In focusing on the immediate trigger for renewed conflict, however, analysts have largely overlooked East Timor's sharp and sustained decline in per capita GDP -- a sufficient condition for sending any post-conflict country back into conflict.

In the two years that I worked and traveled in East Timor there was a palpable dearth of government activity throughout the country. Labor-intensive capital works were a rarity. Youths would stare blankly when asked when they last had a job; many had never worked. Some of the small towns had no shops because the people living there had no money. Barter still remained a form of exchange in some remote areas.

A lack of financial services was partly to blame for inhibiting the flow of money. Money spent in the districts had to be physically carted around the country because there was little access to banking services outside the capital.

Out of one million residents in the country, 40 percent are unemployed, 45 percent live at $1 or less a day and only about 50 percent are literate and the population is growing at a high rate of 4 to 5 percent a year.

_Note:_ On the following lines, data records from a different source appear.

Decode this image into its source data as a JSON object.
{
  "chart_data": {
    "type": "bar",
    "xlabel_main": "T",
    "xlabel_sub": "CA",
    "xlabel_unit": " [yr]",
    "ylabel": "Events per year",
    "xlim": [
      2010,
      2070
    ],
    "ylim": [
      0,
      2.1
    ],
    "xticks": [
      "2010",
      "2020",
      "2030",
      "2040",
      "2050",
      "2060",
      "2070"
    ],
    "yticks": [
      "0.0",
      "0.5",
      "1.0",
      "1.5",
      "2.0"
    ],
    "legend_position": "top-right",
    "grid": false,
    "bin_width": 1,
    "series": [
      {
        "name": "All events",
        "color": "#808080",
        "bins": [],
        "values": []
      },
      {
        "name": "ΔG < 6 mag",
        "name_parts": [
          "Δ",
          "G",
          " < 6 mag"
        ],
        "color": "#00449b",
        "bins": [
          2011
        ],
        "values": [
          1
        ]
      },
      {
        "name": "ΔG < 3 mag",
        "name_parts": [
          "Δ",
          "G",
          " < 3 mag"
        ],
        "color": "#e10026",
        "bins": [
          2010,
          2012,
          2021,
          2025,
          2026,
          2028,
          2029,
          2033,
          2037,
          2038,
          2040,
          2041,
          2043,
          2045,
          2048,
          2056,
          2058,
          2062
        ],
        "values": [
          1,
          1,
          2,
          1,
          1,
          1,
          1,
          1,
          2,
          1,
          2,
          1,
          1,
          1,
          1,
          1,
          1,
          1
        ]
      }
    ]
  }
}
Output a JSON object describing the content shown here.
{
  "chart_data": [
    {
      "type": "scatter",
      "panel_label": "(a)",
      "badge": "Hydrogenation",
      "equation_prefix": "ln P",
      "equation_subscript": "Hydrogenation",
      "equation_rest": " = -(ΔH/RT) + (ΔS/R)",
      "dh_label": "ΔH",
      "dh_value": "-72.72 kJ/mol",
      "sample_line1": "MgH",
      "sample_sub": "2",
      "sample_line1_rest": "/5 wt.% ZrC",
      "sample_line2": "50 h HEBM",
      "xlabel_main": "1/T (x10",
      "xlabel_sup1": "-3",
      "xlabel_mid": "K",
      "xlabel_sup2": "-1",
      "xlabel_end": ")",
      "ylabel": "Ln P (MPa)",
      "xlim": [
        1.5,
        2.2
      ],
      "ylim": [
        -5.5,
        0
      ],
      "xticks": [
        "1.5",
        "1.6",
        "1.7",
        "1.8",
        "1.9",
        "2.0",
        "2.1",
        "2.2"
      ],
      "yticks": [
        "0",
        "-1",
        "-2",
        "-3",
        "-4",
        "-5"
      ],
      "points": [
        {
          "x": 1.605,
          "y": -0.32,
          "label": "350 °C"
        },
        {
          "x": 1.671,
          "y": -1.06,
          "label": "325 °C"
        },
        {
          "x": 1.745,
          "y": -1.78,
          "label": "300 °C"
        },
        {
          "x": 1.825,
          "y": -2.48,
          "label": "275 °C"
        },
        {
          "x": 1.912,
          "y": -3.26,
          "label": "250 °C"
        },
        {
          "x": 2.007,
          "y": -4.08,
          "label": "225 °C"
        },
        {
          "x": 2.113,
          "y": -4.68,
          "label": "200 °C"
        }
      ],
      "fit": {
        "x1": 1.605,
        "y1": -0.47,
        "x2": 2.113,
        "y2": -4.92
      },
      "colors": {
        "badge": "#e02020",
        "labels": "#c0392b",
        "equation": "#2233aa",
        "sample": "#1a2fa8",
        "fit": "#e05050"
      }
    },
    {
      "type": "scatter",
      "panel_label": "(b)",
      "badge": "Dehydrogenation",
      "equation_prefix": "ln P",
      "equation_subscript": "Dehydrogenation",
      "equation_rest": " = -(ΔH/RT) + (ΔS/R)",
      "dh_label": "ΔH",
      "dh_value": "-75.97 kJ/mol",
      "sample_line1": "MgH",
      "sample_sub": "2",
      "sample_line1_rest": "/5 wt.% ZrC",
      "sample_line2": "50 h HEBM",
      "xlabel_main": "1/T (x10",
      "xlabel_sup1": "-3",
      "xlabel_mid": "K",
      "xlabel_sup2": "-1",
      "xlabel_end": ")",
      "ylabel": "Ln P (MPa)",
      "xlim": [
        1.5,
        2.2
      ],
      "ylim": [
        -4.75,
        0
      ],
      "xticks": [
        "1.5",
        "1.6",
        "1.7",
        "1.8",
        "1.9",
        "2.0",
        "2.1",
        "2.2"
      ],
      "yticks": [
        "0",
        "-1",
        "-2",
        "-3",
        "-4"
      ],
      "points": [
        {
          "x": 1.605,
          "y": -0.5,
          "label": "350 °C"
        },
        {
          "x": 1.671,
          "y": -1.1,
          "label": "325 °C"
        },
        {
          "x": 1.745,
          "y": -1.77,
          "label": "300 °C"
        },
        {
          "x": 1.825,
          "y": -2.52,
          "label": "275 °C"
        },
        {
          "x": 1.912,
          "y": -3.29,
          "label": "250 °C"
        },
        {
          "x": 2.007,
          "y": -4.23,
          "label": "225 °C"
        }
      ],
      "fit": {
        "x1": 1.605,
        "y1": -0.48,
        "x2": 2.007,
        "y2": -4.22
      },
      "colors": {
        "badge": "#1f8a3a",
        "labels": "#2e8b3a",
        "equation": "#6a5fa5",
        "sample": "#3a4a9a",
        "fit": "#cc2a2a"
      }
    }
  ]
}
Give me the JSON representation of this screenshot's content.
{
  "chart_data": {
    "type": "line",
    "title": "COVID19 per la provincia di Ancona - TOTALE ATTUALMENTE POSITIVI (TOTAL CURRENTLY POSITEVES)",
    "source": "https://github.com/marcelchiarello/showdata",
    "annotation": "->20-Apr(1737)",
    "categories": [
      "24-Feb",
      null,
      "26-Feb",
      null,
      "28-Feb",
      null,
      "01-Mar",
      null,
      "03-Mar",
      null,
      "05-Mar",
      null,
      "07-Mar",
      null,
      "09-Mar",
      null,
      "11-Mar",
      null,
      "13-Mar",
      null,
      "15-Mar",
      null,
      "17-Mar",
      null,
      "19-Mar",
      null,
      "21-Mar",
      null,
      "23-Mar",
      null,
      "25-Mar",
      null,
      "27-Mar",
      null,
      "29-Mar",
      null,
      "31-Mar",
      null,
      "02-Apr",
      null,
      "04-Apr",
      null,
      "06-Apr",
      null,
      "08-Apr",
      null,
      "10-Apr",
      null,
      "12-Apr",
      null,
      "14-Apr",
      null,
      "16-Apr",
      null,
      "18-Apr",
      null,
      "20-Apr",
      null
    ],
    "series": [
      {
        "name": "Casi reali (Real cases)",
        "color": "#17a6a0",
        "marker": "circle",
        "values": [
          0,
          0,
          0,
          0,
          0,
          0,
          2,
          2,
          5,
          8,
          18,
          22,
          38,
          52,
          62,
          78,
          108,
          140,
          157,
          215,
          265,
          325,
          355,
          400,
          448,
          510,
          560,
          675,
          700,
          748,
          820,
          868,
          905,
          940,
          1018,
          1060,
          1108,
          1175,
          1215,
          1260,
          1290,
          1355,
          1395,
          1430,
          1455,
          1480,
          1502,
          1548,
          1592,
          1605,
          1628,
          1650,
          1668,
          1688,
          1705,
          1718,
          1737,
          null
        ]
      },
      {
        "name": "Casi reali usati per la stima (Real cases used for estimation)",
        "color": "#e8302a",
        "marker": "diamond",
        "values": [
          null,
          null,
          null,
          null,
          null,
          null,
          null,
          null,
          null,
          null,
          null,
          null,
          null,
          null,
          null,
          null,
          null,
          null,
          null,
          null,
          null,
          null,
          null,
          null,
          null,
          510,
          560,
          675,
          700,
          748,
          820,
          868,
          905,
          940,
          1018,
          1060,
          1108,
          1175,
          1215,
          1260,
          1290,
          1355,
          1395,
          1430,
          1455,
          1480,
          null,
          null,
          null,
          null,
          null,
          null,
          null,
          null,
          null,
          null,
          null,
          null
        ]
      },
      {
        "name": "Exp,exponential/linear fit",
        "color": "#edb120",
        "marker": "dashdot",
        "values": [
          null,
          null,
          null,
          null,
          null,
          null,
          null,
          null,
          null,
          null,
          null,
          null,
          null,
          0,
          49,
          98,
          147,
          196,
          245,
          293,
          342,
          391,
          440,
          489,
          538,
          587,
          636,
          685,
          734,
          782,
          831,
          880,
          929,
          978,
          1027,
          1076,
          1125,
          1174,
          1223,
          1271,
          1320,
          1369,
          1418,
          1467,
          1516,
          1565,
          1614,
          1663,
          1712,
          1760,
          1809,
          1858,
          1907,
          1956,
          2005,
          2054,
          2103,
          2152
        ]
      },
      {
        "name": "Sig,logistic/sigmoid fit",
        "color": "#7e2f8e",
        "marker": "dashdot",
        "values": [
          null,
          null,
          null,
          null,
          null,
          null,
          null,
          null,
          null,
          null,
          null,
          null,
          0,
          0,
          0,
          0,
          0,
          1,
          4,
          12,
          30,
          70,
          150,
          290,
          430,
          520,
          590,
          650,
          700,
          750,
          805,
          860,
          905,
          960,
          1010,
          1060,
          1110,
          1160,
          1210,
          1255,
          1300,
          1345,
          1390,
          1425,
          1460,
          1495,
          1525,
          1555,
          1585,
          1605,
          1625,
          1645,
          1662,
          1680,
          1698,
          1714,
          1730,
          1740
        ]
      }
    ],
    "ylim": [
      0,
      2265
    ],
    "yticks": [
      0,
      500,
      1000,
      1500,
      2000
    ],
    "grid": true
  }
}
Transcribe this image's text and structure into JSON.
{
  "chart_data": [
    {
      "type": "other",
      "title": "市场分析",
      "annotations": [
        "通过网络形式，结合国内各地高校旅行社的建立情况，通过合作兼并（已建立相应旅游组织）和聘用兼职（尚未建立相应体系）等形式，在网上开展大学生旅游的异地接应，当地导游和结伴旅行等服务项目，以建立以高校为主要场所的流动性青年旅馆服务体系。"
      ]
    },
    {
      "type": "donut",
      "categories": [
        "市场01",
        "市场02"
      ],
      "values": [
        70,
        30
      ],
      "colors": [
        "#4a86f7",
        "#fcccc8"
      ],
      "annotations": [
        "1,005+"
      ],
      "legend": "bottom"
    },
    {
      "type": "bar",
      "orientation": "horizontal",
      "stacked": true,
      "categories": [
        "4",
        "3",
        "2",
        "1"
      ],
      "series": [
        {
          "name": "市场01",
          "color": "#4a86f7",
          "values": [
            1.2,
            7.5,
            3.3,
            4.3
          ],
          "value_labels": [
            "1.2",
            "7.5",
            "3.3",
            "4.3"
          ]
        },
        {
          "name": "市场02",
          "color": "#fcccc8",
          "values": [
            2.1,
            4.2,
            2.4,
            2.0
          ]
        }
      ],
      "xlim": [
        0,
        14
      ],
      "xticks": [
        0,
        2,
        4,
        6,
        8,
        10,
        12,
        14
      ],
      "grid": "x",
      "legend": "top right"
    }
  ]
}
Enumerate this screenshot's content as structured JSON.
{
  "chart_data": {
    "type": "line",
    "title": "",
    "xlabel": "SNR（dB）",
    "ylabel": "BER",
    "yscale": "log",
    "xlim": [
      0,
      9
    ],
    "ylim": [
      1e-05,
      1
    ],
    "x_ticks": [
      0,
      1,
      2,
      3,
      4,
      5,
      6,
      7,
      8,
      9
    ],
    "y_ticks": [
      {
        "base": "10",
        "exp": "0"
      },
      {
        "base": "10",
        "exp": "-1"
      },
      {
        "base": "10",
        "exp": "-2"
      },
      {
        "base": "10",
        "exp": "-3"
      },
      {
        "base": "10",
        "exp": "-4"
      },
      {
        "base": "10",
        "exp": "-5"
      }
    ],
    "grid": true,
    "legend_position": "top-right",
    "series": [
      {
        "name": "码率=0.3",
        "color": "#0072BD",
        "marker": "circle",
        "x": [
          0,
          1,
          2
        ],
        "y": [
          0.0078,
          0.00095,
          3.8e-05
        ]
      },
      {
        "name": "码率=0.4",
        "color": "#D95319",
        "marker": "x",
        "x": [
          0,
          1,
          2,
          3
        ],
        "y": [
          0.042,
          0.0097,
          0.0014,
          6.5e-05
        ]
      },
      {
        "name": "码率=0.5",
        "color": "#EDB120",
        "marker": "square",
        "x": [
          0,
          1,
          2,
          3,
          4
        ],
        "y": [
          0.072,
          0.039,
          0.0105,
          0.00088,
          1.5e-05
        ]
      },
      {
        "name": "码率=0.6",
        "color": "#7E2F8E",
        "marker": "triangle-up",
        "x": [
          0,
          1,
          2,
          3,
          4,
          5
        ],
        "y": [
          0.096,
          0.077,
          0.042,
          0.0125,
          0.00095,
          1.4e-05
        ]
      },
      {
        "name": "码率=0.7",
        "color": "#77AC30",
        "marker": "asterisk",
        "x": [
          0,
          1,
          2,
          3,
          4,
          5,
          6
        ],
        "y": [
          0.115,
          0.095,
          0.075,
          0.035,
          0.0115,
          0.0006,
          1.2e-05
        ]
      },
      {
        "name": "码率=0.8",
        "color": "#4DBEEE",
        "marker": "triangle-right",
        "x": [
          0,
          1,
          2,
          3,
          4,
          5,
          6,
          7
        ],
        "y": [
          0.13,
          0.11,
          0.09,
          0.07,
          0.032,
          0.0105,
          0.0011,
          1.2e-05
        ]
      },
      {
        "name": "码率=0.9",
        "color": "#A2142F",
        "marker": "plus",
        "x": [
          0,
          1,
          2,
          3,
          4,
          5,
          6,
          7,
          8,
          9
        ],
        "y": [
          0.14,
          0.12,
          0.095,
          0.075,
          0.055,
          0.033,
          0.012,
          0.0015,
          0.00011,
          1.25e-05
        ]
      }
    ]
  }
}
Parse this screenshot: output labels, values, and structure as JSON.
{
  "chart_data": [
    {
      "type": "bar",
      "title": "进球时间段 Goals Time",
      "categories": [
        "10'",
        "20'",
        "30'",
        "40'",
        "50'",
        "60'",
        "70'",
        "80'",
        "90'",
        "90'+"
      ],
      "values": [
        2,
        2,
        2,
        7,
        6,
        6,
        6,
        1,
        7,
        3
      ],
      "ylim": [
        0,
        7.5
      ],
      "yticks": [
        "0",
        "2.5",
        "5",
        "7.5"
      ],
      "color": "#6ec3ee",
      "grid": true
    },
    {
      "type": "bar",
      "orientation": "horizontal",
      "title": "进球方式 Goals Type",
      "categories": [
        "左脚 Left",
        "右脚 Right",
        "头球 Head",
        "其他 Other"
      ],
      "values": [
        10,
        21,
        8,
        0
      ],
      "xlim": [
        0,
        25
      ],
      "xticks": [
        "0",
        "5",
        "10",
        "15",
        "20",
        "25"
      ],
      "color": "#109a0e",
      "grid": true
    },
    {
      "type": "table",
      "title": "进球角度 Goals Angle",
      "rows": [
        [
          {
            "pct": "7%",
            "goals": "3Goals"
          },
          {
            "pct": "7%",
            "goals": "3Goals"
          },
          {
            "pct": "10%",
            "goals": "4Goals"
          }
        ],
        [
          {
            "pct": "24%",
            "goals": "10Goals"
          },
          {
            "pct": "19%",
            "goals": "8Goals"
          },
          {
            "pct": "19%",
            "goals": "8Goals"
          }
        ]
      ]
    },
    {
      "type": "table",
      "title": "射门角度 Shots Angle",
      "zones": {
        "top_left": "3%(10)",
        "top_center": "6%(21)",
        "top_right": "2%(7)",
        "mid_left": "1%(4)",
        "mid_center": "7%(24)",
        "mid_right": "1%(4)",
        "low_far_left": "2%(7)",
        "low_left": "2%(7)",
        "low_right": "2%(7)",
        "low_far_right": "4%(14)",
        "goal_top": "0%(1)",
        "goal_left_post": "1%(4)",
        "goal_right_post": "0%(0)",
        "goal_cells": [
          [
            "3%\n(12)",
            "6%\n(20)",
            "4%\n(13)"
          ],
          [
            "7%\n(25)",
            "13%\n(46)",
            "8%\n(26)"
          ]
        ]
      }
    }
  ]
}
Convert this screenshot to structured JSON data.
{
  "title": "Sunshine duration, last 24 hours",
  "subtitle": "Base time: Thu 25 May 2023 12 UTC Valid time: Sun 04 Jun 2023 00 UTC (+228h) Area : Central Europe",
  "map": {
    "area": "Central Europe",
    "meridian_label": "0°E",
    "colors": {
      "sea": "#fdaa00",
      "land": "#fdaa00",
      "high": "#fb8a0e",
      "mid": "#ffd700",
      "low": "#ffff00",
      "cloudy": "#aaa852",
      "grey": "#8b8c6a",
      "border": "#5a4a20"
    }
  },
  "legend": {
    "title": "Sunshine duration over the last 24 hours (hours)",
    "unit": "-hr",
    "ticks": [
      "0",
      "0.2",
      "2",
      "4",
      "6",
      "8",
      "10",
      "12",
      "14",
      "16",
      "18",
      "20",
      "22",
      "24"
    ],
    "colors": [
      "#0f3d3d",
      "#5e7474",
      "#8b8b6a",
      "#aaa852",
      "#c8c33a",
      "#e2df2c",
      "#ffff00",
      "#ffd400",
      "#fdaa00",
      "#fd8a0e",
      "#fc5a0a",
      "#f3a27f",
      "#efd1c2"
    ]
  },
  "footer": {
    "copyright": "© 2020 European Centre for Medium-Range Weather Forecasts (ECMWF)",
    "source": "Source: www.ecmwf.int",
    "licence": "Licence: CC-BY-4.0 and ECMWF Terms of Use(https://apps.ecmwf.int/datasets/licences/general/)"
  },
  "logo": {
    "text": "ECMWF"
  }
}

Cleary calls for supporting social safety nets via market-based solutions:

[…] pensions can help to circulate and multiply money, provided that there is an effective financial system. As the financial system is now being slowly expanded though microfinance cooperatives, a more substantial pension scheme for mothers with children, for example, would be an effective way to reduce poverty in a country where 40% of children show the physical effects of under-nutrition. This could also be matched with incentives to arrest the booming birth rate.

Perhaps the most significant spending target would be the expansion of credit to jump start private-sector activity, especially in rural areas. When billionaire investor George Soros visited the country in January 2006 he urged the government to create a rural credit bank. Mr. Ramos-Horta is a strong advocate of microfinance, having used some of the money he gained from the Nobel prize to start small programs.